Binary Tree Longest Consecutive Sequence LeetCode Solution

Table of Contents

Problem Statement

Binary Tree Longest Consecutive Sequence LeetCode Solution – Given the root of a binary tree, return the length of the longest consecutive sequence path.

The path refers to any sequence of nodes from some starting node to any node in the tree along with the parent-child connections.
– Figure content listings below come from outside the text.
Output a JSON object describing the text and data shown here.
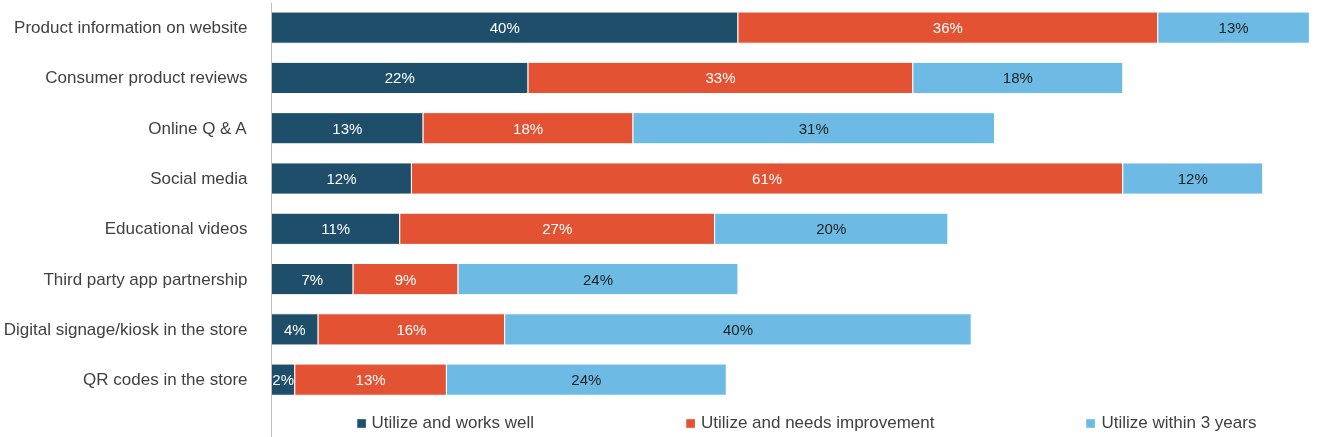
{
  "chart_data": {
    "type": "bar",
    "orientation": "horizontal",
    "stacked": true,
    "legend": "bottom",
    "grid": false,
    "categories": [
      "Product information on website",
      "Consumer product reviews",
      "Online Q & A",
      "Social media",
      "Educational videos",
      "Third party app partnership",
      "Digital signage/kiosk in the store",
      "QR codes in the store"
    ],
    "series": [
      {
        "name": "Utilize and works well",
        "color": "#1f4e6b",
        "values": [
          40,
          22,
          13,
          12,
          11,
          7,
          4,
          2
        ],
        "value_labels": [
          "40%",
          "22%",
          "13%",
          "12%",
          "11%",
          "7%",
          "4%",
          "2%"
        ]
      },
      {
        "name": "Utilize and needs improvement",
        "color": "#e35233",
        "values": [
          36,
          33,
          18,
          61,
          27,
          9,
          16,
          13
        ],
        "value_labels": [
          "36%",
          "33%",
          "18%",
          "61%",
          "27%",
          "9%",
          "16%",
          "13%"
        ]
      },
      {
        "name": "Utilize within 3 years",
        "color": "#6dbbe4",
        "values": [
          13,
          18,
          31,
          12,
          20,
          24,
          40,
          24
        ],
        "value_labels": [
          "13%",
          "18%",
          "31%",
          "12%",
          "20%",
          "24%",
          "40%",
          "24%"
        ]
      }
    ]
  }
}
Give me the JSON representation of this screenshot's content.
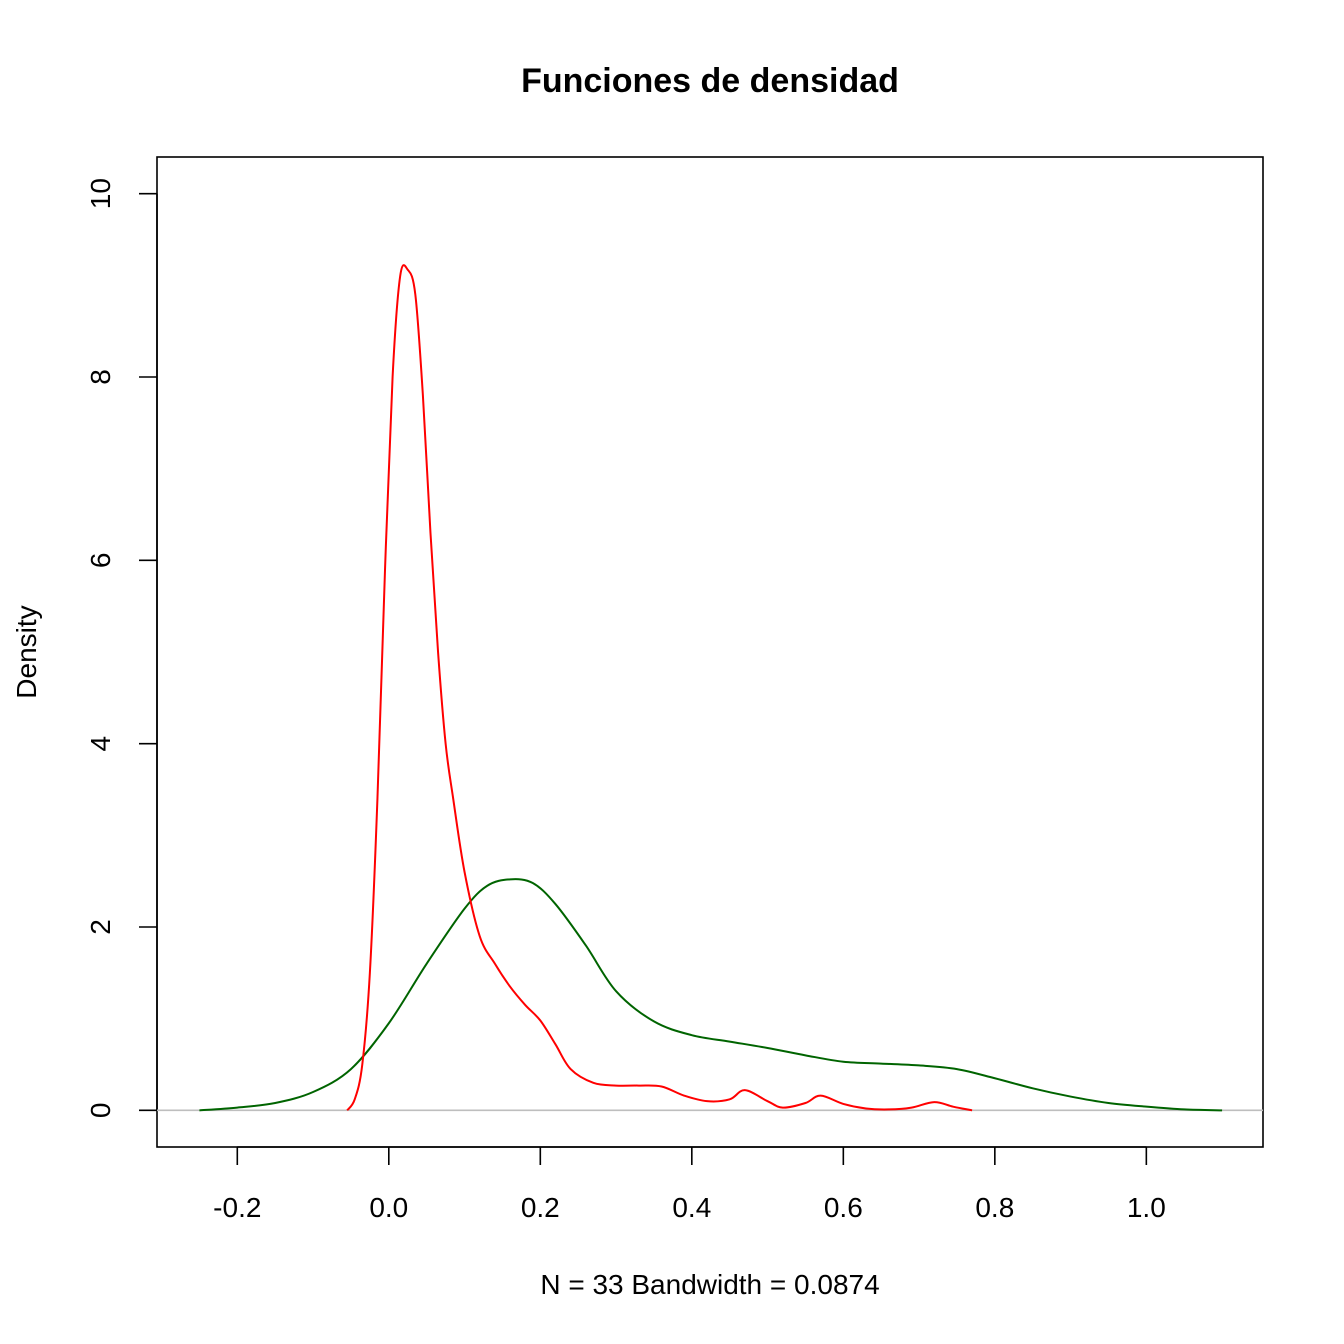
{
  "chart_data": {
    "type": "line",
    "title": "Funciones de densidad",
    "xlabel": "N = 33   Bandwidth = 0.0874",
    "ylabel": "Density",
    "xlim": [
      -0.306,
      1.154
    ],
    "ylim": [
      -0.4,
      10.4
    ],
    "x_ticks": [
      -0.2,
      0.0,
      0.2,
      0.4,
      0.6,
      0.8,
      1.0
    ],
    "x_tick_labels": [
      "-0.2",
      "0.0",
      "0.2",
      "0.4",
      "0.6",
      "0.8",
      "1.0"
    ],
    "y_ticks": [
      0,
      2,
      4,
      6,
      8,
      10
    ],
    "y_tick_labels": [
      "0",
      "2",
      "4",
      "6",
      "8",
      "10"
    ],
    "grid": false,
    "baseline": 0,
    "colors": {
      "baseline": "#bebebe",
      "frame": "#000000"
    },
    "series": [
      {
        "color": "#006400",
        "x": [
          -0.25,
          -0.2,
          -0.15,
          -0.1,
          -0.05,
          0.0,
          0.05,
          0.1,
          0.13,
          0.16,
          0.19,
          0.22,
          0.26,
          0.3,
          0.35,
          0.4,
          0.45,
          0.5,
          0.55,
          0.6,
          0.65,
          0.7,
          0.75,
          0.8,
          0.85,
          0.9,
          0.95,
          1.0,
          1.05,
          1.1
        ],
        "y": [
          0.0,
          0.03,
          0.08,
          0.2,
          0.45,
          0.95,
          1.6,
          2.2,
          2.45,
          2.52,
          2.48,
          2.25,
          1.8,
          1.3,
          0.97,
          0.82,
          0.75,
          0.68,
          0.6,
          0.53,
          0.51,
          0.49,
          0.45,
          0.35,
          0.24,
          0.15,
          0.08,
          0.04,
          0.01,
          0.0
        ]
      },
      {
        "color": "#ff0000",
        "x": [
          -0.055,
          -0.045,
          -0.035,
          -0.025,
          -0.015,
          -0.005,
          0.005,
          0.015,
          0.025,
          0.035,
          0.045,
          0.055,
          0.065,
          0.075,
          0.085,
          0.1,
          0.12,
          0.14,
          0.16,
          0.18,
          0.2,
          0.22,
          0.24,
          0.27,
          0.3,
          0.33,
          0.36,
          0.39,
          0.42,
          0.45,
          0.47,
          0.5,
          0.52,
          0.55,
          0.57,
          0.6,
          0.63,
          0.66,
          0.69,
          0.72,
          0.745,
          0.77
        ],
        "y": [
          0.0,
          0.12,
          0.5,
          1.5,
          3.4,
          5.9,
          8.0,
          9.1,
          9.17,
          8.9,
          7.8,
          6.3,
          5.0,
          4.0,
          3.4,
          2.6,
          1.9,
          1.6,
          1.35,
          1.15,
          0.98,
          0.72,
          0.45,
          0.3,
          0.27,
          0.27,
          0.26,
          0.16,
          0.1,
          0.12,
          0.22,
          0.1,
          0.03,
          0.08,
          0.16,
          0.07,
          0.02,
          0.01,
          0.03,
          0.09,
          0.04,
          0.0
        ]
      }
    ]
  }
}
The longest consecutive path needs to be from parent to child (cannot be the reverse).

Input: root = [1,null,3,2,4,null,null,null,5]
Output: 3
Explanation:

Longest consecutive

 sequence path is 3-4-5, so return 3.

Explanation For Binary Tree Longest Consecutive Sequence

Just very intuitive depth-first search, send cur node value to the next level and compare it with the next level node.

Code for Binary Tree Longest Consecutive Sequence LeetCode Solution

C++ Code

class Solution {
public:
    int longestConsecutive(TreeNode* root) {
        return search(root, nullptr, 0);
    }
    
    int search(TreeNode *root, TreeNode *parent, int len) {
        if (!root) return len;
        len = (parent && root->val == parent->val + 1)?len+1:1;
        return max(len, max(search(root->left, root, len), search(root->right, root, len)));
    }
};

Java Code

public class Solution {
    private int max = 0;
    public int longestConsecutive(TreeNode root) {
        if(root == null) return 0;
        helper(root, 0, root.val);
        return max;
    }
    
    public void helper(TreeNode root, int cur, int target){
        if(root == null) return;
        if(root.val == target) cur++;
        else cur = 1;
        max = Math.max(cur, max);
        helper(root.left, cur, root.val + 1);
        helper(root.right, cur, root.val + 1);
    }
}

Python Code

class Solution:
     def longestConsecutive(self, root: TreeNode) -> int:
        def longest_path(root):
            if not root:
                return 0
            length = 1
            l = longest_path(root.left)
            r = longest_path(root.right)
            if root.left and root.left.val == root.val + 1:
                length = max(length, 1 + l)
            if root.right and root.right.val == root.val + 1:
                length = max(length, 1 + r)
            res[0] = max(res[0], length)
            return length
        
        res = [0]
        longest_path(root)
        return res[0]

Complexity Analysis For Binary Tree Longest Consecutive Sequence

Time Complexity: O(n) DFS traversal of a binary tree with n nodes takes O(n) time.

Space Complexity: O(1) no extra space is used.

Reference: https://en.wikipedia.org/wiki/Depth-first_search